3. Some questions regulated by the Labour Code (Código do Trabalho)
As a significant part of managing security is, actually nothing more than, managing people, security management is heavily dependent on human resource legislation.

In Portugal labour legislation is based on (1) the Labour Code, Código do Trabalho Law n. 99/2003 of 27 of August identified by CT in the text and (2) its special legislation, Legislação Especial do Código do Trabalho, Law n. 35/2004 of 29 of July, identified by LECT in the text.

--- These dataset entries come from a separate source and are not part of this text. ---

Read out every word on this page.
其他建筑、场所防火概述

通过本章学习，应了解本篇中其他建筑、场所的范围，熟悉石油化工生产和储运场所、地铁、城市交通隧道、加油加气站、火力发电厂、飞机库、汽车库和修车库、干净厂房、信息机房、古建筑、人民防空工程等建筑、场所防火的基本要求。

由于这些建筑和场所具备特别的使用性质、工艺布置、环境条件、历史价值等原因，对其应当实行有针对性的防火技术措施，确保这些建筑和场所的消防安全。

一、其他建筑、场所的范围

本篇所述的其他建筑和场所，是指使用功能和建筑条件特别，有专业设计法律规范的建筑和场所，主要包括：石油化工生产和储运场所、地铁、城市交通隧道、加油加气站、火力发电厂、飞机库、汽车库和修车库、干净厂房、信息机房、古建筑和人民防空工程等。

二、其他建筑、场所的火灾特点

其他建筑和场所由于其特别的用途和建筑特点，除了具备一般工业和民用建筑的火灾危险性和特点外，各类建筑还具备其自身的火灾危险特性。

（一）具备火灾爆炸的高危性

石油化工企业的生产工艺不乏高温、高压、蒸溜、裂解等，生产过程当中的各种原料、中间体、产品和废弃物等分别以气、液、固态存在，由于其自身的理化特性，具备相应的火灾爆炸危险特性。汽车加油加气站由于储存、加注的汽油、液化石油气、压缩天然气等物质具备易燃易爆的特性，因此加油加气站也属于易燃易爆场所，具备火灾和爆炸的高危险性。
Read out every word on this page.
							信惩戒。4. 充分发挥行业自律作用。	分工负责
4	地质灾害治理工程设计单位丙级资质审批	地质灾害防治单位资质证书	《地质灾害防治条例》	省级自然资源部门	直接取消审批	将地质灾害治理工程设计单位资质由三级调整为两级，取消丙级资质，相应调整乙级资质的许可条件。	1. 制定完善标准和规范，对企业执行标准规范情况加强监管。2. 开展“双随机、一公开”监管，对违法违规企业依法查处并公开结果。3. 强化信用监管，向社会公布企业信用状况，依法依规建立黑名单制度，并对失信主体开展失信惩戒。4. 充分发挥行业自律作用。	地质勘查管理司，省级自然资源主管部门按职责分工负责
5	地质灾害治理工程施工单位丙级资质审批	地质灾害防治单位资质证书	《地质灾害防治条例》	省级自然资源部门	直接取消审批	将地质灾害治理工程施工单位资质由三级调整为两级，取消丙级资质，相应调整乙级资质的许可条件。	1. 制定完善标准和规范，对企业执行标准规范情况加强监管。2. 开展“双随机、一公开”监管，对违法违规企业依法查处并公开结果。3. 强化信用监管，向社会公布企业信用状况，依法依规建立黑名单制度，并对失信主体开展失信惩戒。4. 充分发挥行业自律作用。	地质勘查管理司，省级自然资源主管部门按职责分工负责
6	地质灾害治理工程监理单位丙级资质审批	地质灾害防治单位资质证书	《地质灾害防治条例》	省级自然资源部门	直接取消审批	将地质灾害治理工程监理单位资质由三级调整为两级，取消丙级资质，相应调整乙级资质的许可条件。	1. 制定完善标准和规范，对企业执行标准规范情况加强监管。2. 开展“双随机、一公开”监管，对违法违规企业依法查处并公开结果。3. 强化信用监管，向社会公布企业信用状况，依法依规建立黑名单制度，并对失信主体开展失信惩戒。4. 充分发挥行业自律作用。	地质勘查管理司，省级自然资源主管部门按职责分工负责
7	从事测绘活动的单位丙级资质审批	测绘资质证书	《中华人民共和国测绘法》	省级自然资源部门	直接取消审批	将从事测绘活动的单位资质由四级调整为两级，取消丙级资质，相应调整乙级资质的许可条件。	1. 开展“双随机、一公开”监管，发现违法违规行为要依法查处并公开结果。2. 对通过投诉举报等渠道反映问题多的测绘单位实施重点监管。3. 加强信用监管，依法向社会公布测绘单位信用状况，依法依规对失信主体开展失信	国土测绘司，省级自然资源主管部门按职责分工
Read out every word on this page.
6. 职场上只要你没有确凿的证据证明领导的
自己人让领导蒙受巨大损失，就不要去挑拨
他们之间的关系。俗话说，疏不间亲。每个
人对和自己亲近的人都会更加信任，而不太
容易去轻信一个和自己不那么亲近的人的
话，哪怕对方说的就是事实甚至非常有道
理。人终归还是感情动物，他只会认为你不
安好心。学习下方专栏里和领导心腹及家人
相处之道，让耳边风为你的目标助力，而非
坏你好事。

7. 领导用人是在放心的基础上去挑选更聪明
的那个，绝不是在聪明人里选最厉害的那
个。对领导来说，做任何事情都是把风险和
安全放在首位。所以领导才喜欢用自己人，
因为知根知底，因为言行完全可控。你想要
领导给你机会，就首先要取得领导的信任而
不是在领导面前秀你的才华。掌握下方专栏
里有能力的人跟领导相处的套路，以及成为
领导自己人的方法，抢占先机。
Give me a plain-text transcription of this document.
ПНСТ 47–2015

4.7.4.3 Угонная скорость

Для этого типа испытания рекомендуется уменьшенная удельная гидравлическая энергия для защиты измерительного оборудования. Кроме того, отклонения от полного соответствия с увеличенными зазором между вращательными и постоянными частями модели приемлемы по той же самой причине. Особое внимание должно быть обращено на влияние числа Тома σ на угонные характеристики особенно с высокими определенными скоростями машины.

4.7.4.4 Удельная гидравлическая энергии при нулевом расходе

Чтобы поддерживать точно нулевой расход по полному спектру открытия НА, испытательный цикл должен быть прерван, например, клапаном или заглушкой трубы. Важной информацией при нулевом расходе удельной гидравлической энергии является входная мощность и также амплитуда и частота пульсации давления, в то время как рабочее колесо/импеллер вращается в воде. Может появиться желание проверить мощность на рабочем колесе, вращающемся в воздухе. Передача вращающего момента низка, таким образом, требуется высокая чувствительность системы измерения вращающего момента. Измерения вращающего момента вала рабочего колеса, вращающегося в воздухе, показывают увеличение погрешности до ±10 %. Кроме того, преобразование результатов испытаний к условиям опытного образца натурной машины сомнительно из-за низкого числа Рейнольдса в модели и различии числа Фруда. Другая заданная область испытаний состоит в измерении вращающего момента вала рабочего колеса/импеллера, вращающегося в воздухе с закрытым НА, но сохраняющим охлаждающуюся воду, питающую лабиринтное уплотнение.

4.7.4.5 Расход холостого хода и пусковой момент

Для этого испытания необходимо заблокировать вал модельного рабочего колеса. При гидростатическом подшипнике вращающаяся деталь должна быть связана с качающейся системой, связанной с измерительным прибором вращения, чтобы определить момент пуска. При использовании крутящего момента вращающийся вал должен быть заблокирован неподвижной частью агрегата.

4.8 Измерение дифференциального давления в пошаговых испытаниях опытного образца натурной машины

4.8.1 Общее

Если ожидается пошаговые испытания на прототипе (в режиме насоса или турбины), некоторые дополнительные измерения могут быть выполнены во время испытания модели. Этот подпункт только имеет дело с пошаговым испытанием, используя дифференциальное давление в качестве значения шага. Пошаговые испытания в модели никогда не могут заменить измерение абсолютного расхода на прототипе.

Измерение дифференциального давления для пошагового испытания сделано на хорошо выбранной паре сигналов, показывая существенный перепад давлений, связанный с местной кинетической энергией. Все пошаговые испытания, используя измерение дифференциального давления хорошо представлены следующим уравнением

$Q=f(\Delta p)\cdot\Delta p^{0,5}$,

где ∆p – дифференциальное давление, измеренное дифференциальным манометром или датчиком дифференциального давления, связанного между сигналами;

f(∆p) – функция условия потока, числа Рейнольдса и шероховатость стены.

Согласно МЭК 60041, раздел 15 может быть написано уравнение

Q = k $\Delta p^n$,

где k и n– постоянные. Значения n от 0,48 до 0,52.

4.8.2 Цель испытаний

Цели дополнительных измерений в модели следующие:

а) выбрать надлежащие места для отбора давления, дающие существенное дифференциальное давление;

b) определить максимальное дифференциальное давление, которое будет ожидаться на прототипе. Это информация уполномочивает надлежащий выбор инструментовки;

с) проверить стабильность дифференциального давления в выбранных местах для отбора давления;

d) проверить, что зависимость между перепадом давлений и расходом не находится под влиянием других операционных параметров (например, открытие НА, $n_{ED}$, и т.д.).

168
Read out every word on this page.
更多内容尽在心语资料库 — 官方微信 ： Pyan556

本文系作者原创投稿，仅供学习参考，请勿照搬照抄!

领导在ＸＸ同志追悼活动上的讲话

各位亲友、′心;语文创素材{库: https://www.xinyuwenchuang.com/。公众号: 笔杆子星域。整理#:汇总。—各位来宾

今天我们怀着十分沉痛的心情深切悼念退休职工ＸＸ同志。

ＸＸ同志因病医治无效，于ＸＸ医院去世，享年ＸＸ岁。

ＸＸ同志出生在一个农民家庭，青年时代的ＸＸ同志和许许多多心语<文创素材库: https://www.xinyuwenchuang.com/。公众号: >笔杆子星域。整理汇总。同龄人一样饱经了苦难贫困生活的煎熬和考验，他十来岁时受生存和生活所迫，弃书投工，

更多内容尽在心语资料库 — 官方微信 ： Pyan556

May the organization employ video-surveillance to watch their employee’s work performance?
No. According to art. 20 of the CT, video-surveillance can sonly be used, in work premises, due to security reasons concerning assets and people. Furthermore, this situation requires specific authorization of the National Committee of Data Protection (art. 28º1 of the LECT).


Can the organization access emails with personal content?
No. The worker has the right to his privacy. The Labour Code recognizes the right of reserve and confidentiality (direito de reserva e confidencialidade) of workers regarding the content of electronic messages and personal information (art. 21º1 of the CT). Nevertheless, the organization may define usage rules of communication devices (art. 21º2 of the CT) and verifies its application, employing non-intrusive means (more details at CNPD site).

Are employees in an organization compliant to accept security regulations?
The Labour Code stipulates that employees, during the first 21 working days, after the presentation of new regulations may oppose to them by writing. If nothing is presented during this period of time, it is acknowledged that the worker has tacitly accepted those (art. 95º of the CT).

The organization has the duty to inform employees about their working conditions and applicable internal regulations (art. 97 of the CT). Therefore, new regulations must be communicated to employees and the organization must maintain records of signed declarations to prove that the employees were – in fact - informed.

Are new employees compliant to accept security regulations?
New employees also enjoy of the same 21 working days period to present written opposition to regulations. This period for new employees starts with the commencement of the the labour delivery.

The organizations must inform the worker of the existing regulations, during the subsequent 60 days after the commencement of the labour delivery (and not from contract formulation) (art. 99.4 of the CT).

4. Conclusions
Organizations to ensure compliance of security management with the legal and contractual requirements must clearly (1) enumerate the list of applicable laws and contracts and then (2) analyse the legal implications of any security measure.

The first task – identifying legal constraints – should be done in an ongoing manner, due to mutable nature of laws (new laws are enacted every day).

The ultimate task - legal assessments - can be done during the implementation of the Information Security Management System (ISMS) and should be done for every new proposed measure.

In sum, under the aegis of ISO 27001:2005 (the standard that defines security management) organizations should seek legal counselling to assist them in the verification of legal compliance.